As a kid, I loved reading stories. I absolutely loved it. It was more real to me than the films. Why I wanted to join films and not become a literary writer is something I have no answer for. One reason could have been that I felt it to be a too far fetched dream. Same goes for acting too but I tried anyway.  I have always felt writers are like magicians, the world they create stays embedded in our minds for decades or sometimes our entire life.

I will try and remember novels and their writer's names that have stayed with me, that I read in my teens or childhood.

1. Nirmala- Munshi Premchand: This book has left a big mark on me. I think I read it before I should have. I cried so much and the journey of Nirmala stays with me.

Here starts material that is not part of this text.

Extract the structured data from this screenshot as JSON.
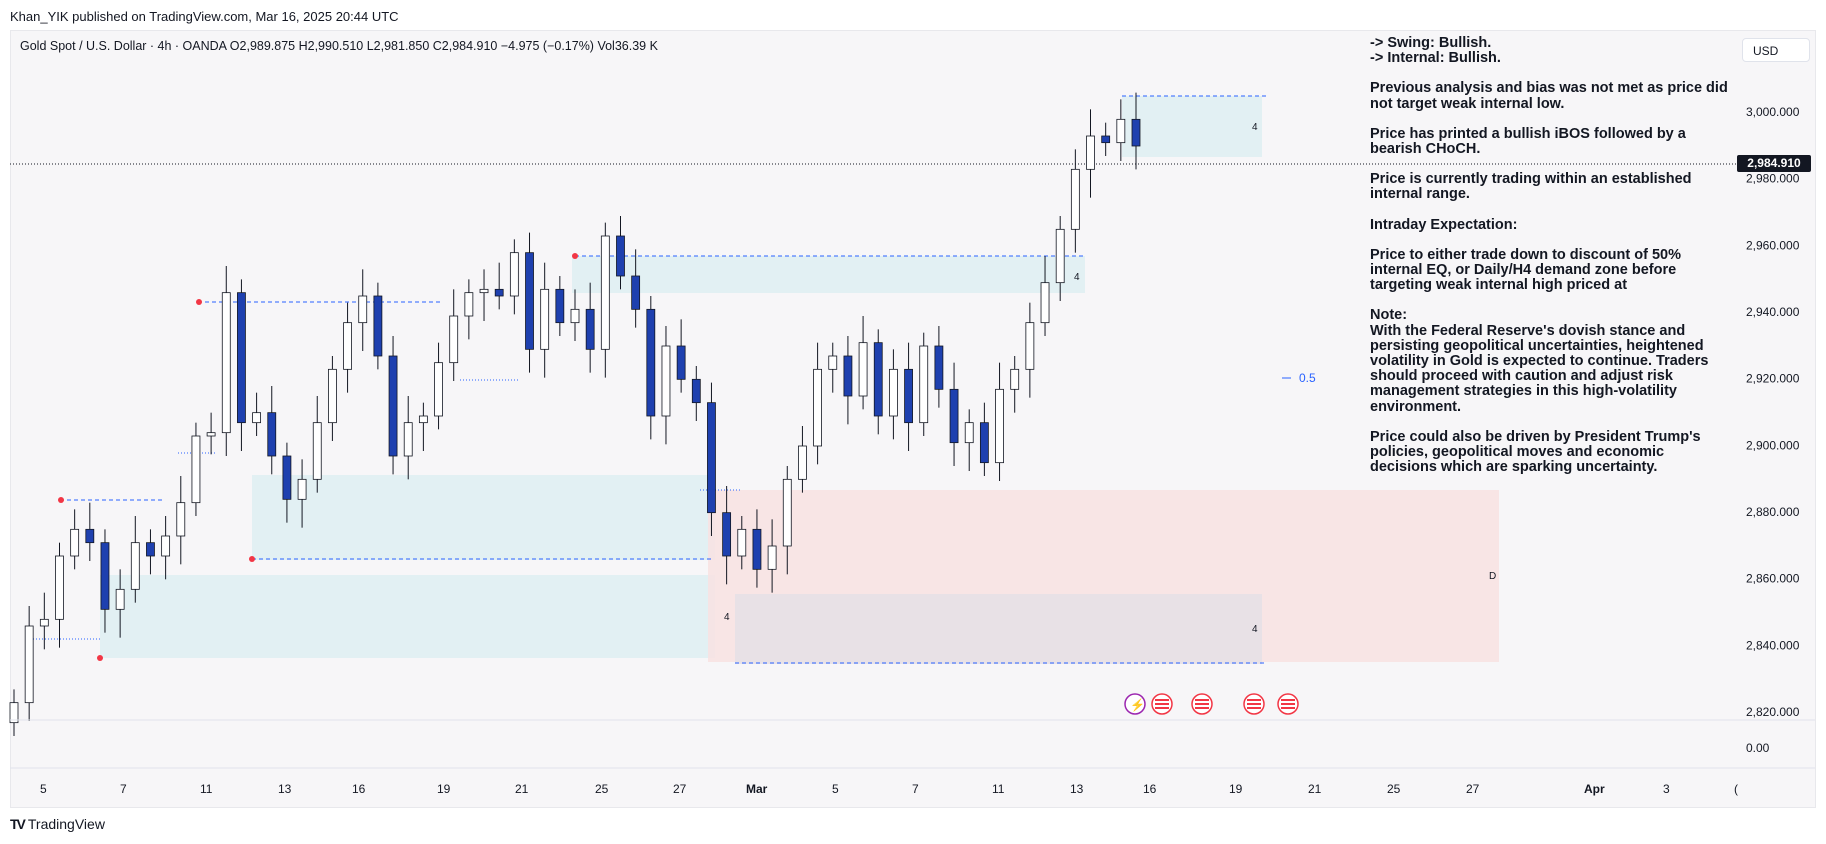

2. Around the world in 80 days - Jules Verne: This book was so fascinating. I have read it a few times after that in my twenties too. Today it is possible to travel the world in less than 8 days but those 80 days stay in my head as clear as a crystal.

3. Alice in the wonderland- Lewis Caroll : I don't remember anything about the book just that I loved reading it again and again and felt a kinship with Alice. I wanted to be Alice so bad. I guess I am still trying to be her. This is why a theatre group I started with a friend was called Mad Hatter.

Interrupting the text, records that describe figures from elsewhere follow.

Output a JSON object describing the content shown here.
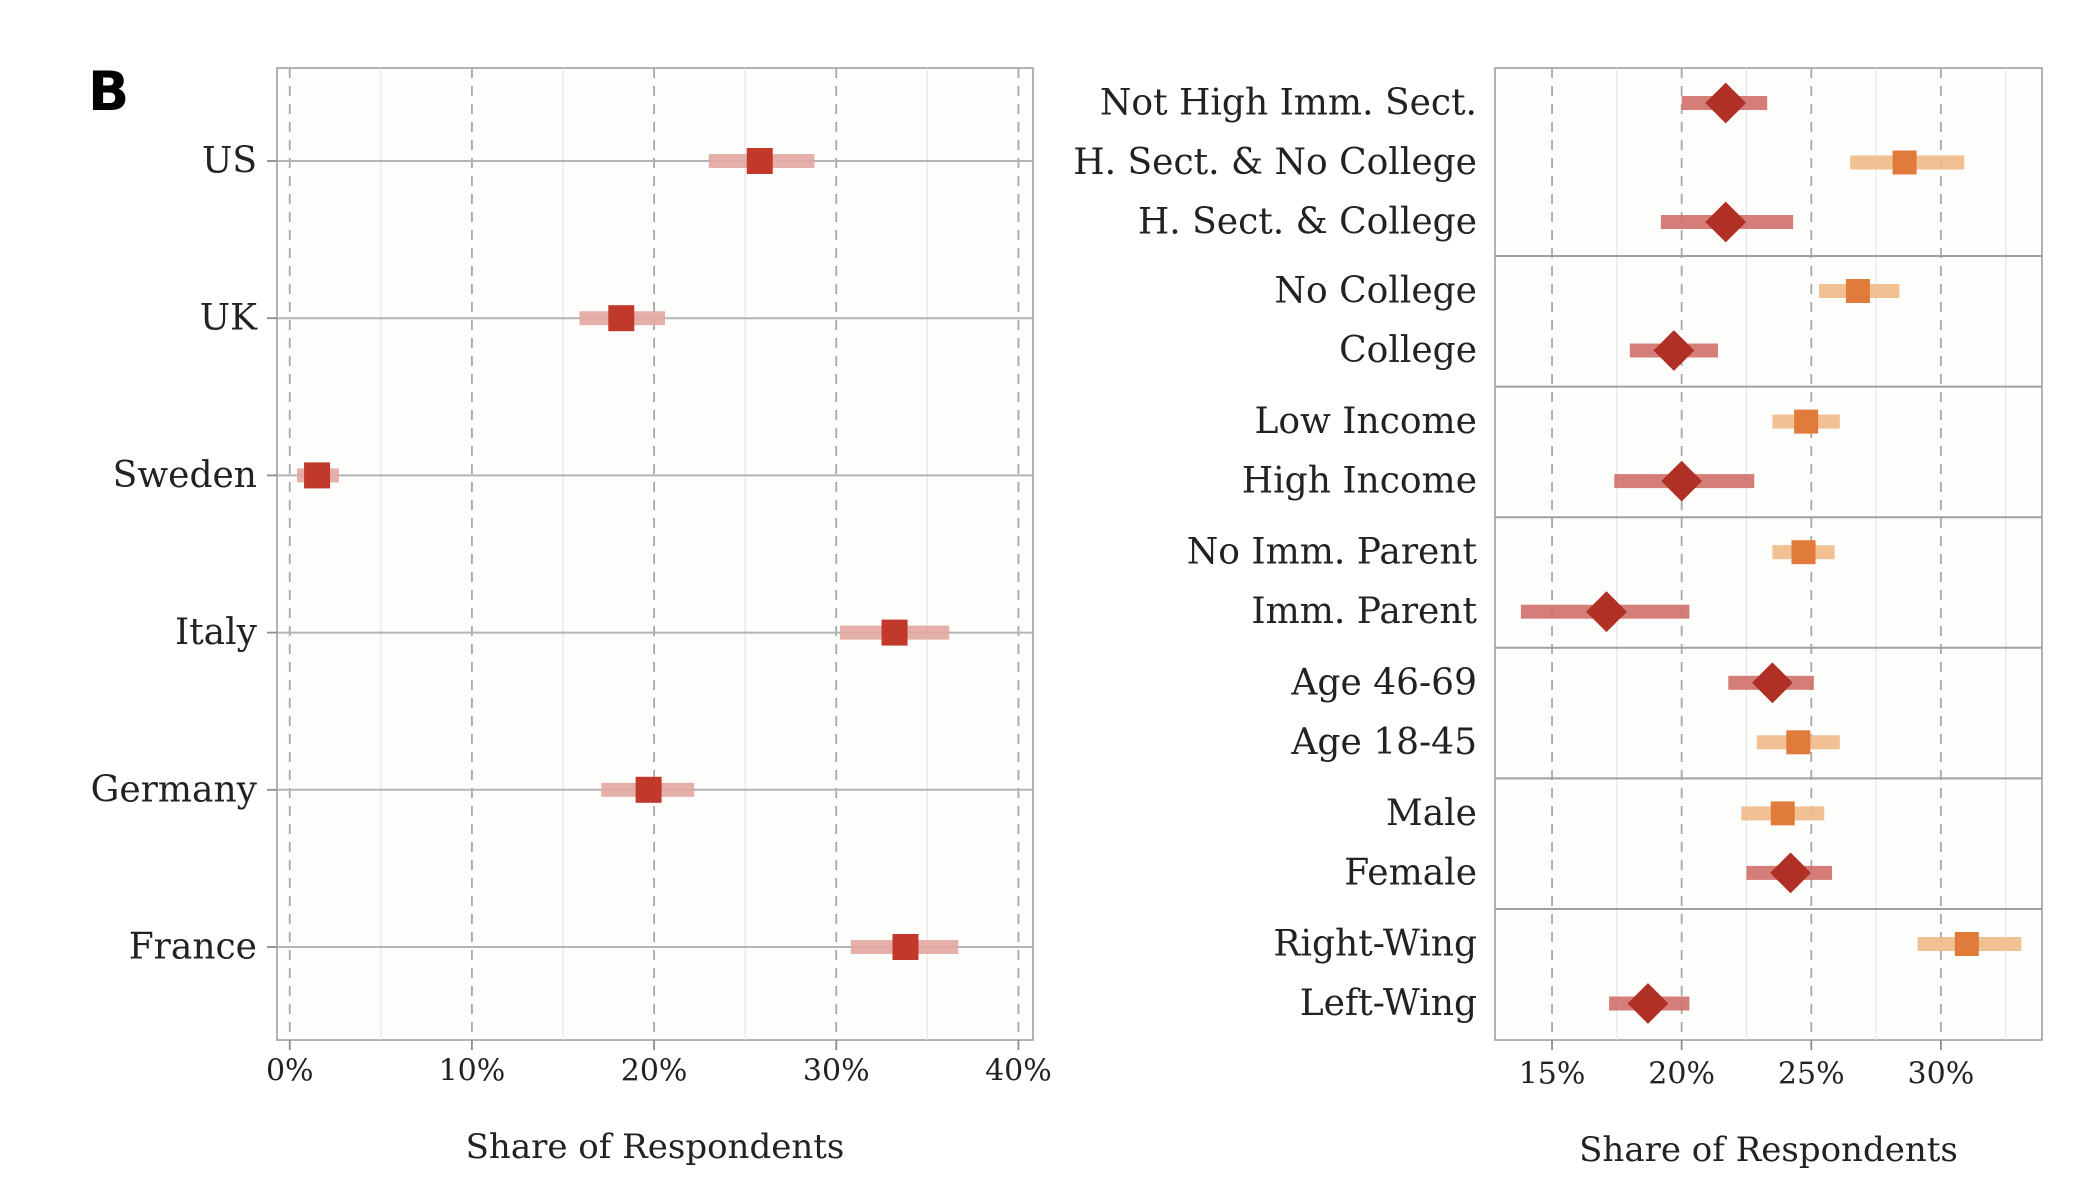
{
  "panel_label": "B",
  "colors": {
    "country_bar": "#e3a7a1",
    "country_point": "#c0392b",
    "diamond_bar": "#cf6f6a",
    "diamond_point": "#b03025",
    "square_bar": "#f0b987",
    "square_point": "#e07b3c"
  },
  "chart_data": [
    {
      "type": "scatter",
      "title": "",
      "xlabel": "Share of Respondents",
      "ylabel": "",
      "xlim": [
        -0.7,
        40.8
      ],
      "x_ticks": [
        0,
        10,
        20,
        30,
        40
      ],
      "x_tick_labels": [
        "0%",
        "10%",
        "20%",
        "30%",
        "40%"
      ],
      "grid": true,
      "series": [
        {
          "marker": "square",
          "points": [
            {
              "label": "US",
              "value": 25.8,
              "ci": [
                23.0,
                28.8
              ]
            },
            {
              "label": "UK",
              "value": 18.2,
              "ci": [
                15.9,
                20.6
              ]
            },
            {
              "label": "Sweden",
              "value": 1.5,
              "ci": [
                0.4,
                2.7
              ]
            },
            {
              "label": "Italy",
              "value": 33.2,
              "ci": [
                30.2,
                36.2
              ]
            },
            {
              "label": "Germany",
              "value": 19.7,
              "ci": [
                17.1,
                22.2
              ]
            },
            {
              "label": "France",
              "value": 33.8,
              "ci": [
                30.8,
                36.7
              ]
            }
          ]
        }
      ]
    },
    {
      "type": "scatter",
      "title": "",
      "xlabel": "Share of Respondents",
      "ylabel": "",
      "xlim": [
        12.8,
        33.9
      ],
      "x_ticks": [
        15,
        20,
        25,
        30
      ],
      "x_tick_labels": [
        "15%",
        "20%",
        "25%",
        "30%"
      ],
      "grid": true,
      "groups": [
        [
          {
            "label": "Not High Imm. Sect.",
            "marker": "diamond",
            "value": 21.7,
            "ci": [
              20.0,
              23.3
            ]
          },
          {
            "label": "H. Sect. & No College",
            "marker": "square",
            "value": 28.6,
            "ci": [
              26.5,
              30.9
            ]
          },
          {
            "label": "H. Sect. & College",
            "marker": "diamond",
            "value": 21.7,
            "ci": [
              19.2,
              24.3
            ]
          }
        ],
        [
          {
            "label": "No College",
            "marker": "square",
            "value": 26.8,
            "ci": [
              25.3,
              28.4
            ]
          },
          {
            "label": "College",
            "marker": "diamond",
            "value": 19.7,
            "ci": [
              18.0,
              21.4
            ]
          }
        ],
        [
          {
            "label": "Low Income",
            "marker": "square",
            "value": 24.8,
            "ci": [
              23.5,
              26.1
            ]
          },
          {
            "label": "High Income",
            "marker": "diamond",
            "value": 20.0,
            "ci": [
              17.4,
              22.8
            ]
          }
        ],
        [
          {
            "label": "No Imm. Parent",
            "marker": "square",
            "value": 24.7,
            "ci": [
              23.5,
              25.9
            ]
          },
          {
            "label": "Imm. Parent",
            "marker": "diamond",
            "value": 17.1,
            "ci": [
              13.8,
              20.3
            ]
          }
        ],
        [
          {
            "label": "Age 46-69",
            "marker": "diamond",
            "value": 23.5,
            "ci": [
              21.8,
              25.1
            ]
          },
          {
            "label": "Age 18-45",
            "marker": "square",
            "value": 24.5,
            "ci": [
              22.9,
              26.1
            ]
          }
        ],
        [
          {
            "label": "Male",
            "marker": "square",
            "value": 23.9,
            "ci": [
              22.3,
              25.5
            ]
          },
          {
            "label": "Female",
            "marker": "diamond",
            "value": 24.2,
            "ci": [
              22.5,
              25.8
            ]
          }
        ],
        [
          {
            "label": "Right-Wing",
            "marker": "square",
            "value": 31.0,
            "ci": [
              29.1,
              33.1
            ]
          },
          {
            "label": "Left-Wing",
            "marker": "diamond",
            "value": 18.7,
            "ci": [
              17.2,
              20.3
            ]
          }
        ]
      ]
    }
  ]
}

4. Swami Vivekananda (Biography): My brother Niraj had gotten me this book. It was published by the trust. It was kind of a compilation of Vivekananda's writing about himself and his disciples had added things to make it a comprehensible story about his life. I absolutely adored that book. I brought it with me to Mumbai too. I lost it when I gave it to someone who never returned it.

5. Panchtantra : A collection of short stories with a lesson at the end of each story. I have read that book so many times. I brought this book along too and gave it to a friend I did plays with. He lost it and then told me, he had returned it. Liar.

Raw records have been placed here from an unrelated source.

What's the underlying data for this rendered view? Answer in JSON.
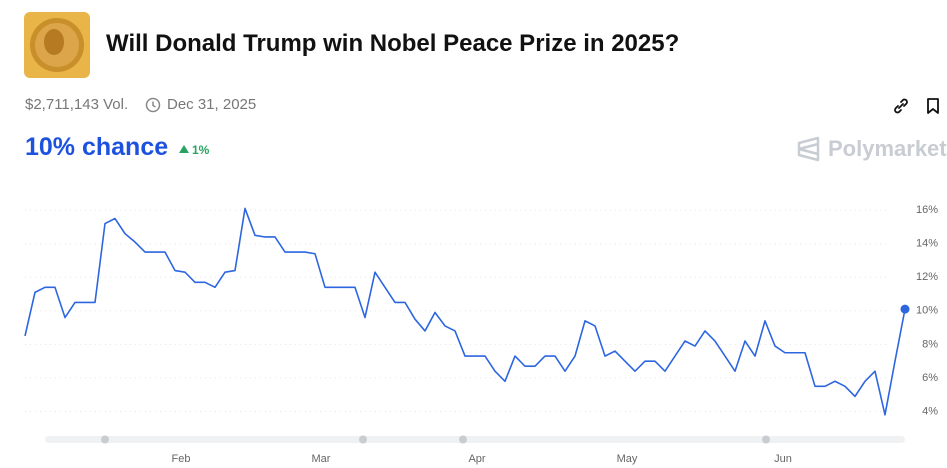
{
  "header": {
    "title": "Will Donald Trump win Nobel Peace Prize in 2025?",
    "volume": "$2,711,143 Vol.",
    "end_date": "Dec 31, 2025",
    "chance": "10% chance",
    "change": "1%",
    "brand": "Polymarket"
  },
  "chart_data": {
    "type": "line",
    "color": "#2d66e0",
    "values": [
      8.5,
      11.1,
      11.4,
      11.4,
      9.6,
      10.5,
      10.5,
      10.5,
      15.2,
      15.5,
      14.6,
      14.1,
      13.5,
      13.5,
      13.5,
      12.4,
      12.3,
      11.7,
      11.7,
      11.4,
      12.3,
      12.4,
      16.1,
      14.5,
      14.4,
      14.4,
      13.5,
      13.5,
      13.5,
      13.4,
      11.4,
      11.4,
      11.4,
      11.4,
      9.6,
      12.3,
      11.4,
      10.5,
      10.5,
      9.5,
      8.8,
      9.9,
      9.1,
      8.8,
      7.3,
      7.3,
      7.3,
      6.4,
      5.8,
      7.3,
      6.7,
      6.7,
      7.3,
      7.3,
      6.4,
      7.3,
      9.4,
      9.1,
      7.3,
      7.6,
      7.0,
      6.4,
      7.0,
      7.0,
      6.4,
      7.3,
      8.2,
      7.9,
      8.8,
      8.2,
      7.3,
      6.4,
      8.2,
      7.3,
      9.4,
      7.9,
      7.5,
      7.5,
      7.5,
      5.5,
      5.5,
      5.8,
      5.5,
      4.9,
      5.8,
      6.4,
      3.8,
      7.0,
      10.1
    ],
    "xlim": [
      0,
      88
    ],
    "xticks": [
      {
        "value": 15.6,
        "label": "Feb"
      },
      {
        "value": 29.6,
        "label": "Mar"
      },
      {
        "value": 45.2,
        "label": "Apr"
      },
      {
        "value": 60.2,
        "label": "May"
      },
      {
        "value": 75.8,
        "label": "Jun"
      }
    ],
    "ylim": [
      2.3,
      17.2
    ],
    "yticks": [
      {
        "value": 4,
        "label": "4%"
      },
      {
        "value": 6,
        "label": "6%"
      },
      {
        "value": 8,
        "label": "8%"
      },
      {
        "value": 10,
        "label": "10%"
      },
      {
        "value": 12,
        "label": "12%"
      },
      {
        "value": 14,
        "label": "14%"
      },
      {
        "value": 16,
        "label": "16%"
      }
    ],
    "grid": true
  }
}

Among other books that stayed are  English August, Merchant of Venice, Siddhartha- Herman Hesse, Buddha (biography - how the prince figures out the truth of the world is my favorite part), etc.

Just going back and thinking about the books I have read reminded me of the importance of reading.  It shows how books become part of your personality.

Though for the past month I have stopped watching anything after I come back home in the evening. But then something else has taken its place, talking to friends.

One incident I remember after my college completed.. I would stay alone in my flat a lot. I had quit doing theatre with people I worked with. Wanted something else in my life.. Maybe I wanted to try out films or so. But I didn't go out and meet people.  Most of the jobs I have done has come to me on it's own. I can count on my fingers the steps I have taken and the moments I stepped out and asked for work. Those are the moments that changed my life in true sense.

One quote I read somewhere that relates to this statement: If you don't make your own plans you will work for other people's plans. And Guess what they have for you in their plan.. Very little.

Stepping up is important. I am learning to do that.  Go out and take what you want. It's lying there. But you need to walk up to that thing.

So post my college. I was doing nothing. No job. No money. Nothing. As usual, I did have a lot of books at my place because I may not be a compulsive reader but I am a compulsive buyer of books. So sitting at home I felt reality guilty of doing nothing to move forward in life.  I decided one thing to be guilt-free. Because since I didn't do anything I didn't enjoy going out with friends either because of the guilt. I decided that I will read like it is my job to read. So for 3 months, I guess, a little here and there. I read for 6 hours every day and then I got some project I guess. I would read 6 hours minimum during that time and then it kind of became a habit for a few years. So what happened because of the reading was that slowly my family and friends started considering me smart.

Because they started doing that I also started believing so.

One very interesting thing happened. I went for reading of a play. I had never read before in front of so many people and also people knew I was okay not good.. But that day, when I read a few characters, everyone was blown away. They asked me if I had joined some other theatre group or did some acting workshop. Because I was hitting the mark like every time.

I thought about how the magic had happened. During my period of reading, whenever I read a play, I would try and read it out loud as much as I could. I believe over the period of many many plays. I started understanding what was expected more and more.

But I must confess today, that I have lost a lot of that charm and It can only come back through a lot of reading. Consciously, I will work to bring it back to my life and daily routine.

I shall start reading like a job, Once Again.

PS. This is an Ode to a friend who never leaves. Our Books.